I'm assuming each line in a file is one event in Splunk.
source="file1*" OR source="file2*" | eventstats count by _raw | where count = 1 AND match(source,"file1")
I'm assuming each line in a file is one event in Splunk.
source="file1*" OR source="file2*" | eventstats count by _raw | where count = 1 AND match(source,"file1")
OK it turns out you were spot on with that query, I recreated the data sets and imported them again and it worked first shot. It must have had something to do with the method of importing data; All I know is that I'm happy I can continue on now so thank you very much Martin 😄
So you get results after the eventstats but nothing after the where?

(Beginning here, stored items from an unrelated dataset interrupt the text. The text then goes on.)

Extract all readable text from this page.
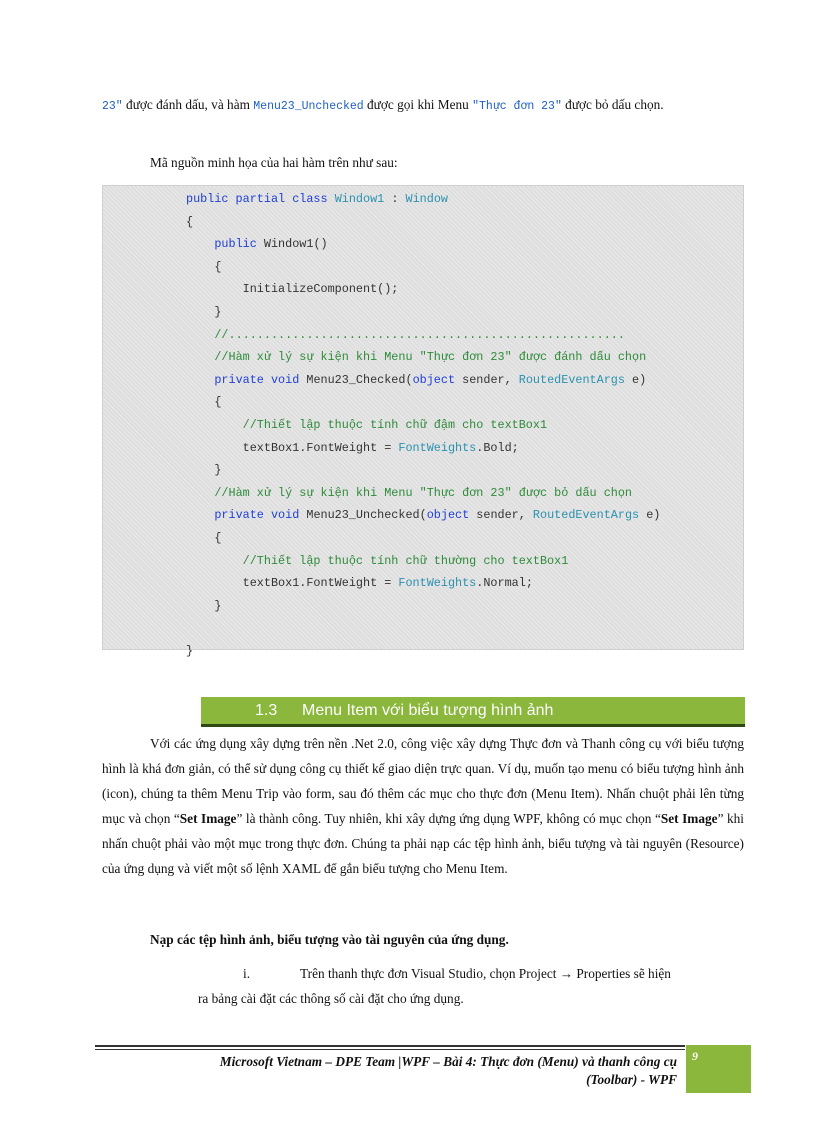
23" được đánh dấu, và hàm Menu23_Unchecked được gọi khi Menu "Thực đơn 23" được bỏ dấu chọn.
Mã nguồn minh họa của hai hàm trên như sau:
public partial class Window1 : Window
{
public Window1()
{
InitializeComponent();
}
//........................................................
//Hàm xử lý sự kiện khi Menu "Thực đơn 23" được đánh dấu chọn
private void Menu23_Checked(object sender, RoutedEventArgs e)
{
//Thiết lập thuộc tính chữ đậm cho textBox1
textBox1.FontWeight = FontWeights.Bold;
}
//Hàm xử lý sự kiện khi Menu "Thực đơn 23" được bỏ dấu chọn
private void Menu23_Unchecked(object sender, RoutedEventArgs e)
{
//Thiết lập thuộc tính chữ thường cho textBox1
textBox1.FontWeight = FontWeights.Normal;
}

}
1.3 Menu Item với biểu tượng hình ảnh
Với các ứng dụng xây dựng trên nền .Net 2.0, công việc xây dựng Thực đơn và Thanh công cụ với biểu tượng hình là khá đơn giản, có thể sử dụng công cụ thiết kế giao diện trực quan. Ví dụ, muốn tạo menu có biểu tượng hình ảnh (icon), chúng ta thêm Menu Trip vào form, sau đó thêm các mục cho thực đơn (Menu Item). Nhấn chuột phải lên từng mục và chọn “Set Image” là thành công. Tuy nhiên, khi xây dựng ứng dụng WPF, không có mục chọn “Set Image” khi nhấn chuột phải vào một mục trong thực đơn. Chúng ta phải nạp các tệp hình ảnh, biểu tượng và tài nguyên (Resource) của ứng dụng và viết một số lệnh XAML để gắn biểu tượng cho Menu Item.
Nạp các tệp hình ảnh, biểu tượng vào tài nguyên của ứng dụng.
i.	Trên thanh thực đơn Visual Studio, chọn Project → Properties sẽ hiện
ra bảng cài đặt các thông số cài đặt cho ứng dụng.
Microsoft Vietnam – DPE Team |WPF – Bài 4: Thực đơn (Menu) và thanh công cụ
(Toolbar) - WPF
9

There's only two things that can go wrong, and they're unrelated to the version. Either the count filters out everything - then the pre-where results have no events with count=1, or the match filters out everything - then the matching against the source file name doesn't work.
Ahh yes, I did have the double \'s in but thismorning when I was setting it up again I neglected to put those in sorry.
I also tried to move the WHICH statement as apart of the search statement, since splunk was very insistant about combining the two together but it didnt make any difference.
One other thing I just realised - I am running an old version; I will update immediately and try it again, this might be an issue as well. :<
Note, the second argument to match() is treated as a regular expression. Writing "\s" causes the matcher to look for a space, while "\d" will look for a digit. You will have to escape the backslashes like so: "\\"
The lazy would just write match(source, "difffile1") 🙂
The query does indeed produce something when I strip off the WHERE command. My query string is thus:
source="c:\splunk data\difffile1.csv*" OR source="c:\splunk data\difffile2.csv*" | eventstats count by _raw | where count = 1 AND match (source, "c:\splunk data\difffile1.csv"
Thanks again for working this through with me, I very much appreciate it!
Does the query without the where command produce outputs?
What's your modified query, and your source field contents?
Thanks for your help, I've replaced "fileX" for my file names and run the query but it doesn't produce any outputs. PS, each line in the source files is it's own event, you're correct.